Tyler Hatcher, special agent in charge with the I.R.S. Criminal Investigation unit who was involved with the case, said that “protecting sports at the highest levels” is a priority of the federal government.

Estrada said the investigation moved so rapidly because of high public interest and questions that had been swirling about Ohtani’s connection to the case. Ohtani, 29, has been a major league phenomenon since coming to the United States from his native Japan in 2018. He both pitches and hits for power, drawing comparisons to greats like Babe Ruth. He was a two-time Most Valuable Player during six seasons with the Los Angeles Angels.

Excitement around Ohtani has been especially intense since he signed a 10-year, $700 million contract with the Dodgers in December. The allegations that Mizuhara had stolen money from Ohtani surfaced last month when Ohtani and the Dodgers were in Seoul to open the season against the San Diego Padres.

Estrada suggested that the government marshaled more resources for the case because of its high-profile nature.

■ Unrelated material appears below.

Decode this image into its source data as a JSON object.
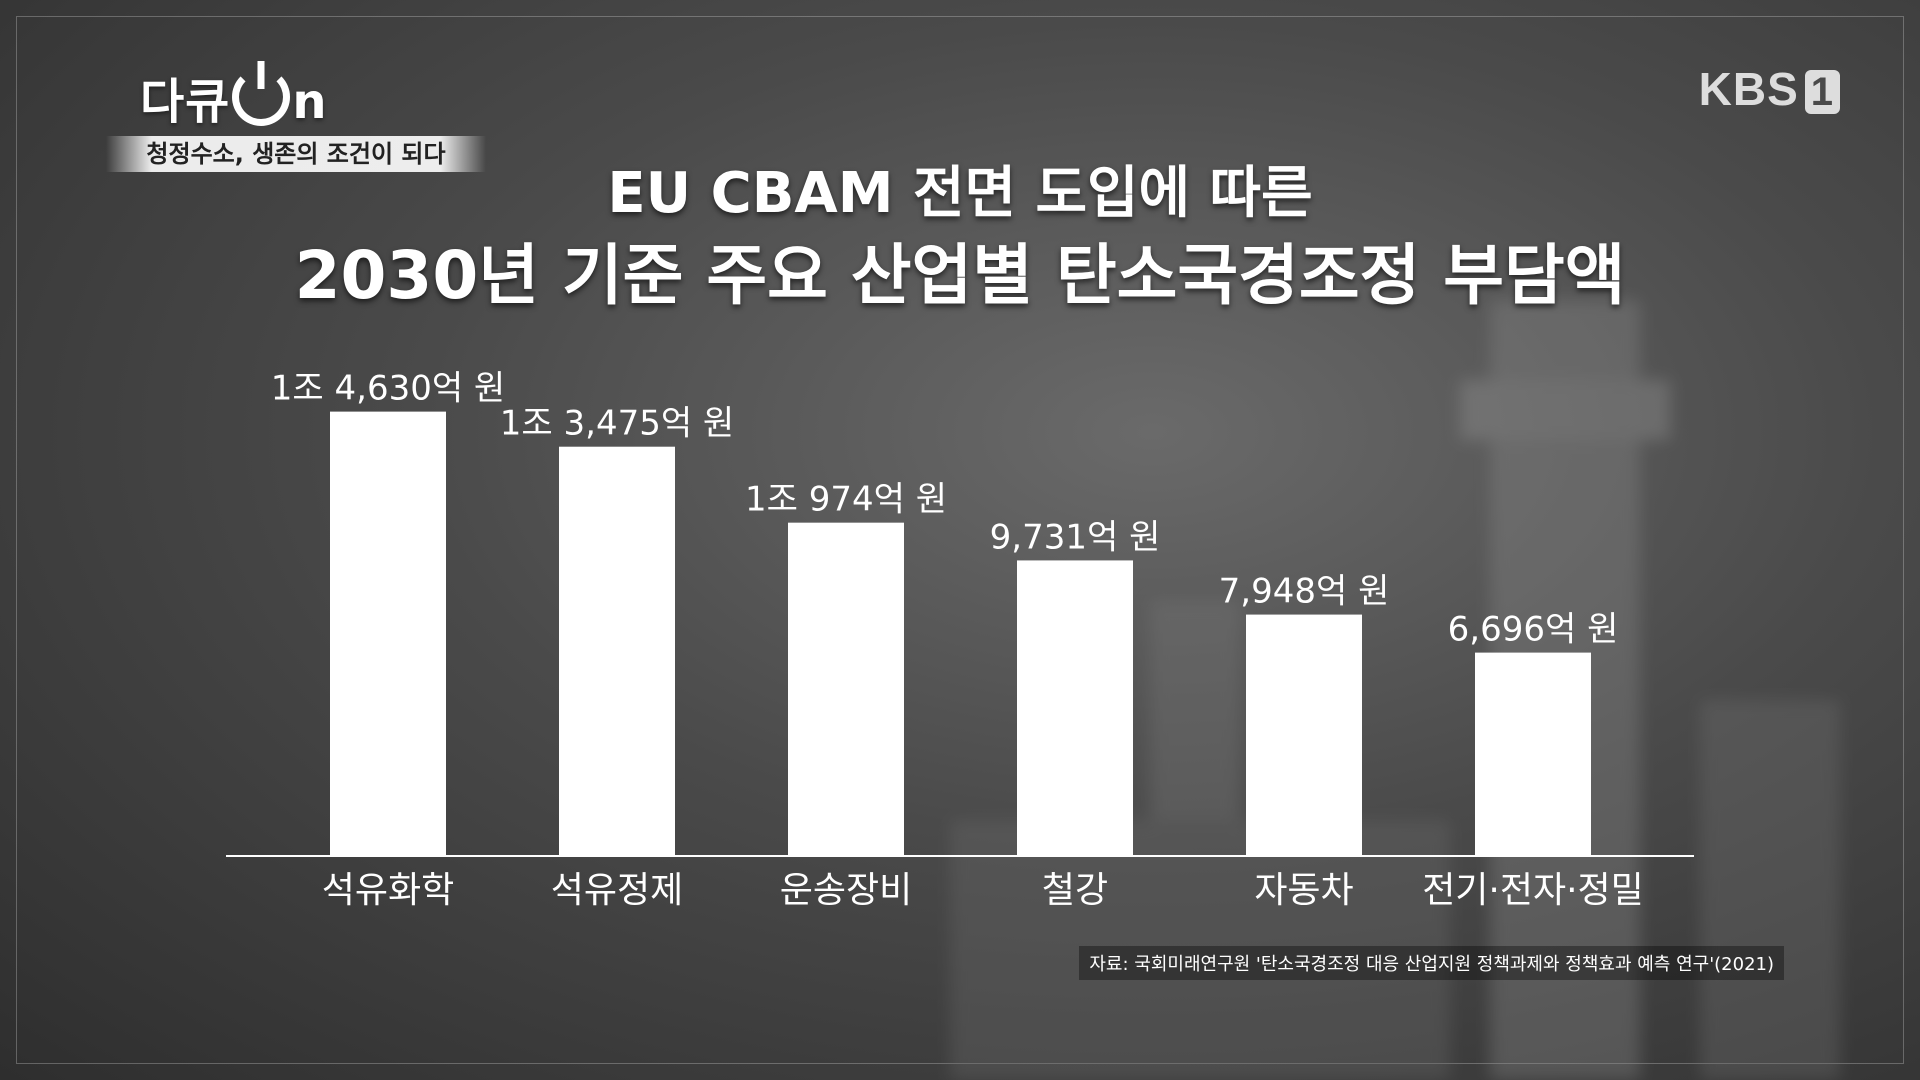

The prosecutors laid out the evidence against Mizuhara in an extensive 37-page complaint that revealed a significant amount of details about Mizuhara’s betting habits, his relationship with Ohtani and how Mizuhara had implicated himself. In high-profile cases like this one, prosecutors at times use complaints instead of indictments because they allow authorities to tell more about what their investigation found, as there are more constraints on what prosecutors can say in indictments, according to Daniel C. Richman, a law professor at Columbia University and former federal prosecutor.

The money that Mizuhara took from Ohtani came directly from an account where Ohtani’s baseball salary was paid, the authorities said. While Mizuhara used the money to place bets with an illegal bookmaker, there is no indication that Mizuhara bet on baseball, nor that Ohtani knew about it, they said.

“There’s no indication Mr. Ohtani authorized the $16 million from his account to the bookmakers,” Estrada said.

The authorities charged Mizuhara with bank fraud, for which the maximum penalty is 30 years in prison. The complaint contains a message sent by Mizuhara in which he admits to a bookmaker that he stole the money from Ohtani.

“Technically I did steal from him,” Mizuhara said. “It’s all over for me.”

The release of the complaint comes a day after The New York Times reported that Mizuhara’s lawyer and federal prosecutors were negotiating a plea deal, that Ohtani had been interviewed by the authorities and that prosecutors had uncovered evidence Mizuhara stole more than the $4.5 million he was initially accused of taking.

Mizuhara will be arraigned in federal court in Los Angeles as soon as Friday. He is expected to enter a not guilty plea, a formal step that will take place as federal prosecutors and his lawyer, Michael Freedman, continue to negotiate a deal. Mr. Freedman declined to comment.

Estrada said that while Mizuhara took the money from Ohtani’s account to place bets, on the rare occasions that he won money, he transferred the winnings to a different account. The authorities said they had obtained recordings of calls between Mizuhara and the bank that had Ohtani’s account in which Mizuhara pretended that he was Ohtani.

Among the messages in the complaint was an exchange Mizuhara had with the person with whom he placed the bets.

“Have you seen the reports?” Mizuhara wrote the bookmaker after articles appeared in March.

The bookmaker responded, in part: “Obviously you didn’t steal from him. I understand it’s a cover job, I totally get it.”

“Technically I did steal from him,” Mizuhara said. “It’s all over for me.”